In questo senso, è più che lecito supporre che l’allontanamento di Qin Gang dal Ministero degli Esteri cinese sia avvenuto, almeno dal punto di vista filosofico, per effetto di richiami alla realtà rivolti all’establishment cinese del tutto analoghi a quelli che negli Stati Uniti hanno motivato i CEO di Intel e Nvidia ad esortare Biden ad alleggerire le sanzioni alla Cina relative ai semiconduttori in quanto ciò sta causando ai due colossi dell’alta tecnologia perdite di profitto miliardarie per via del tassativo divieto di vendere la loro tecnologia avanzata a clienti cinesi del calibro di Huawei, DJI, Hikvision: clienti che incidono annualmente sul fatturato delle citate aziende americane per svariati miliardi di dollari.
Detto per inciso, nello specifico del settore, otto anni di retorica populista vetero-nazionalista in stile Trump e Biden hanno prodotto danni a dir poco irreversibili, in quanto la sconsiderata gestione politica della disputa sino-americana ha spinto le aziende cinesi di semiconduttori ad agire prontamente per colmare il vuoto creato dall’imposizione a Pechino di uno scenario “do-or-die”, nella palese illusione che questa mossa “strategica” avrebbe costretto la Cina a una resa incondizionata che in realtà non solo non è avvenuta, ma ha messo l’America nell’infelice posizione di dover ora cercare di superare la Cina con l’innovazione e i prezzi bassi (due linee d’azione che il rialzo dei tassi imposto dalla Fed ostacola non poco).
Questo, tra l’altro, è uno dei tanti esempi che dimostrano come sanzioni, dazi e altre forme di coercizione economica che causano inflazione e riduzione della produttività, non solo non risolvono i problemi sul tappeto, ma aprono la strada a problemi molto più onerosi che minacciano di far precipitare il mondo in una guerra globale dai risvolti apocalittici.
Come sono solito dire, i politici che sono veramente dannosi per un Paese sono quelli che agiscono sulla base di deliri ideologici, non quelli che impostano le loro azioni di governo facendosi guidare dal pensiero logico e dal pragmatismo.

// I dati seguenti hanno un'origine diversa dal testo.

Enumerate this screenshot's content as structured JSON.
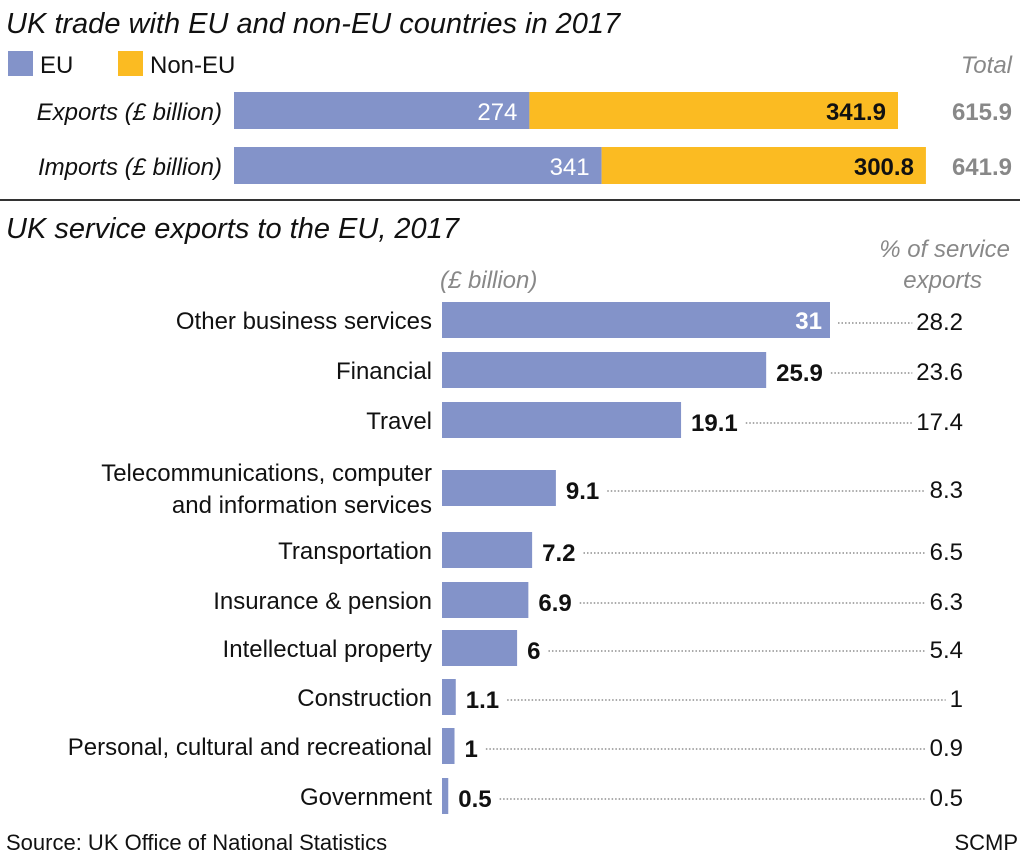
{
  "colors": {
    "eu": "#8393c9",
    "non_eu": "#fbbb22",
    "total_text": "#888888"
  },
  "chart_data": [
    {
      "type": "bar",
      "orientation": "horizontal",
      "stacked": true,
      "title": "UK trade with EU and non-EU countries in 2017",
      "categories": [
        "Exports (£ billion)",
        "Imports (£ billion)"
      ],
      "series": [
        {
          "name": "EU",
          "values": [
            274,
            341
          ]
        },
        {
          "name": "Non-EU",
          "values": [
            341.9,
            300.8
          ]
        }
      ],
      "total_label": "Total",
      "totals": [
        "615.9",
        "641.9"
      ],
      "value_labels": [
        [
          "274",
          "341.9"
        ],
        [
          "341",
          "300.8"
        ]
      ],
      "legend": "top-left",
      "grid": false
    },
    {
      "type": "bar",
      "orientation": "horizontal",
      "title": "UK service exports to the EU, 2017",
      "unit_label": "(£ billion)",
      "pct_header": [
        "% of service",
        "exports"
      ],
      "categories": [
        [
          "Other business services"
        ],
        [
          "Financial"
        ],
        [
          "Travel"
        ],
        [
          "Telecommunications, computer",
          "and information services"
        ],
        [
          "Transportation"
        ],
        [
          "Insurance & pension"
        ],
        [
          "Intellectual property"
        ],
        [
          "Construction"
        ],
        [
          "Personal, cultural and recreational"
        ],
        [
          "Government"
        ]
      ],
      "values": [
        31,
        25.9,
        19.1,
        9.1,
        7.2,
        6.9,
        6,
        1.1,
        1,
        0.5
      ],
      "value_labels": [
        "31",
        "25.9",
        "19.1",
        "9.1",
        "7.2",
        "6.9",
        "6",
        "1.1",
        "1",
        "0.5"
      ],
      "pct_of_service_exports": [
        "28.2",
        "23.6",
        "17.4",
        "8.3",
        "6.5",
        "6.3",
        "5.4",
        "1",
        "0.9",
        "0.5"
      ],
      "grid": false
    }
  ],
  "footer": {
    "source": "Source: UK Office of National Statistics",
    "credit": "SCMP"
  }
}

Alla luce di queste considerazioni, va detto che l’ipotesi di una nuova distensione nei rapporti tra Pechino e Washington, se da un lato mette il mondo nella felice condizione di poter tirare un sospiro di sollievo per aver allontanato l’ipotesi di una pericolosa escalation militare, dall’altro non rappresenta una notizia positiva per chi ha finora dimostrato di volersi affrancare dal giogo dell’ingombrante leadership statunitense, cioè di voler approfittare della disputa tra Cina e Stati Uniti per ottenere la visibilità e l’autonomia politica da tempo ricercate.
Penso all’India, ma anche a diversi Paesi arabi, sudamericani e alla stessa Francia, che dal gioco della suddetta contrapposizione hanno ben sperato di trarre vantaggi diversi scegliendo di gravitare nell’orbita dell’una o dell’altra Grande Potenza, o di promuoverne una terza, come nel caso dell’Eliseo.

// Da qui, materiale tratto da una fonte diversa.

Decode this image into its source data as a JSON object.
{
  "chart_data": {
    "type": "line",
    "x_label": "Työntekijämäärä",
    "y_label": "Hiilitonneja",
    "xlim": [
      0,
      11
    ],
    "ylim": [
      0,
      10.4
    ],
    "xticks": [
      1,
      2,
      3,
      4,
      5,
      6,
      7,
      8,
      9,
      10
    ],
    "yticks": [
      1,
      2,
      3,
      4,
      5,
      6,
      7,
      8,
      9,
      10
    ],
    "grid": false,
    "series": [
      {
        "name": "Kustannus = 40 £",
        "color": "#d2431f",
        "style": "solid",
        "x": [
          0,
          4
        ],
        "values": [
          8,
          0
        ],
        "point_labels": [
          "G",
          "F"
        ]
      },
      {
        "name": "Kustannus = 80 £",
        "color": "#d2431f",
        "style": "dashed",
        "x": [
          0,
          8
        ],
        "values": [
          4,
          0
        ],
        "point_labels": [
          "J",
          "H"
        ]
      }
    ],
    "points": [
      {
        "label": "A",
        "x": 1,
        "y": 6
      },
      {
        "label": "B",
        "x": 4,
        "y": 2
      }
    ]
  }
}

Di questi e di molti altri Paesi non si parla non tanto per la loro, al momento, marginale importanza, quanto piuttosto per la scelta prudenziale operata da questi in favore di un basso profilo in attesa che il dipanarsi delle nebbie faccia intravedere la scelta, comunque al momento rigorosamente gregaria, più opportuna.
Infatti, un nuovo corso delle relazioni sino-statunitensi potrebbe portare alla ricostituzione di un duopolio planetario simile a quello dei tempi della Guerra Fredda, che è stato poco remunerativo per tutti tranne che per i grandi attori geopolitici in campo.
In un simile contesto, il destino della Russia e della vecchia Europa non si riflette in nessuno degli schemi del passato. La domanda è: la Russia e l’Unione Europea saranno in grado di promuovere un patto di cooperazione che permetta loro di risorgere dalle ceneri dell’attuale conflitto?
Al momento non è dato saperlo e quindi non resta che attendere gli eventi.